Das Gas-Wolfram-Lichtbogenschweißen und das Metall-Inertgas-Schutzgasschweißen sind derzeit die beiden am weitesten verbreiteten Schweißmethoden. Diese beiden Technologien weisen jedoch eine große Wärmeeinflusszone auf, und das Schweißgut muss geschmolzen und dann erstarrt werden, was Auswirkungen auf die Schweißung hat die Struktur. Größer und die Eigenspannung ist hoch, was zu schwerwiegenden Auswirkungen auf die mechanischen Eigenschaften der Verbindung führt. Die Energiestrahldichte beim Laserschweißen ist hoch und das Verhältnis von Tiefe zu Breite der Schweißnaht ist groß, es bilden sich jedoch sehr leicht Poren, und die hohen Kosten schränken auch die Popularisierung von Anwendungen ein. Das Rührreibschweißen bietet eine Lösung für das Hitzeproblem, allerdings erfordert das Reibrührschweißen einen relativ hohen Stauchdruck und eine relativ große Vorwärtsantriebskraft, und die Ausrüstung ist im Allgemeinen kompliziert und sperrig, was ihre Entwicklung einschränkt.

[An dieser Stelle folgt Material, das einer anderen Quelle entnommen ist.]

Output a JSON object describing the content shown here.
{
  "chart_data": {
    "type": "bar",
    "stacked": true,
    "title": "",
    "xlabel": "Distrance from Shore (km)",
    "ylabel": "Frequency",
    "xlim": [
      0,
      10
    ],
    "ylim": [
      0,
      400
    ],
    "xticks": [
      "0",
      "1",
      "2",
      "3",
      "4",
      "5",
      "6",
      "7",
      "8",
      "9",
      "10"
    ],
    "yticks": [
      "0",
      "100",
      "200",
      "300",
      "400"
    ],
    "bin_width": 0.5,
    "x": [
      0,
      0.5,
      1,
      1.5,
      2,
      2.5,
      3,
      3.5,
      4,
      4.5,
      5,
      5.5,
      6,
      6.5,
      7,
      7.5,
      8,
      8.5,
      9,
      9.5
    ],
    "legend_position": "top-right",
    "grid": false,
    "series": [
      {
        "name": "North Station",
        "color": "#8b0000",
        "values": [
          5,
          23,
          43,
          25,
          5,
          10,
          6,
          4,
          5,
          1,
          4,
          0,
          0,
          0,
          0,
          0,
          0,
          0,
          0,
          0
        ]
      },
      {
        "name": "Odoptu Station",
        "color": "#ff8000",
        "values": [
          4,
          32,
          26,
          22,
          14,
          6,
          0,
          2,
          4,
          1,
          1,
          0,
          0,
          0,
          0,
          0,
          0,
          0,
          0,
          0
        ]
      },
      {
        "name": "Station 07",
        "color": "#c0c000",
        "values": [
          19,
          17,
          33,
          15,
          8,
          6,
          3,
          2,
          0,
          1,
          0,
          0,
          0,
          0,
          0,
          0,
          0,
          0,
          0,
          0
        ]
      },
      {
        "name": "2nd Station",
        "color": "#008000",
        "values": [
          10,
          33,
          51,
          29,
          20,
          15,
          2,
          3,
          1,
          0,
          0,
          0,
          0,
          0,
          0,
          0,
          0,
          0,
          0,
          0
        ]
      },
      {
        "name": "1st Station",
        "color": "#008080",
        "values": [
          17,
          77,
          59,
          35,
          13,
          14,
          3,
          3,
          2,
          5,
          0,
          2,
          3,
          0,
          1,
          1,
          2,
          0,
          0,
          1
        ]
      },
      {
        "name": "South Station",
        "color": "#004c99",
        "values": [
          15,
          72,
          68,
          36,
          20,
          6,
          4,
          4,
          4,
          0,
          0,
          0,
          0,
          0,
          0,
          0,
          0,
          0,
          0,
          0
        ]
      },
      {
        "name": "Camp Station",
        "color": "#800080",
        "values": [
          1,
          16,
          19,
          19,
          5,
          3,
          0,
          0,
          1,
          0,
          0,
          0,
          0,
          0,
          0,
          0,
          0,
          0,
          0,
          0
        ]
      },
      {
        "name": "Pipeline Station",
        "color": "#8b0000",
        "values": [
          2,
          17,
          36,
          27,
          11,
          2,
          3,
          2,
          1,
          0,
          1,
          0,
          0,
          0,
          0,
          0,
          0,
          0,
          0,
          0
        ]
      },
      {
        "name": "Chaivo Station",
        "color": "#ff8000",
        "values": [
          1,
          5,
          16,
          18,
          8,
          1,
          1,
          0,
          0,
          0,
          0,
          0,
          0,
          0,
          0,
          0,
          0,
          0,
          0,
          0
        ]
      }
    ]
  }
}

Der Fokus zukünftiger Forschung zu verwandten Themen sollte auf folgenden Aspekten liegen:
Passen Sie ausgehend von der Grundlage des Schmelzschweißens die Schweißdrahtformel an, fügen Sie Seltenerdelemente hinzu oder wählen Sie eine geeignete Menge Schweißaktivator aus, um die Schweißverformung zu kontrollieren, Spannungen zu reduzieren und die Porenbildung zu reduzieren.
Aufgrund der Erweiterung des Umfangs und der Anwendung von Legierungen werden diese üblicherweise in Verbindung mit unterschiedlichen Materialien verwendet. Daher ist es notwendig, Überlappschweißexperimente zwischen unterschiedlichen Metallen durchzuführen, um qualitativ hochwertige Verbindungen zu erhalten.
Führen Sie Untersuchungen zur Schweißbarkeit von Verbundwärmequellen wie WIG-Laser-Hybridschweißen und Laser-Verbundreibrührschweißen durch, um die optimale Schweißleistung zu erzielen.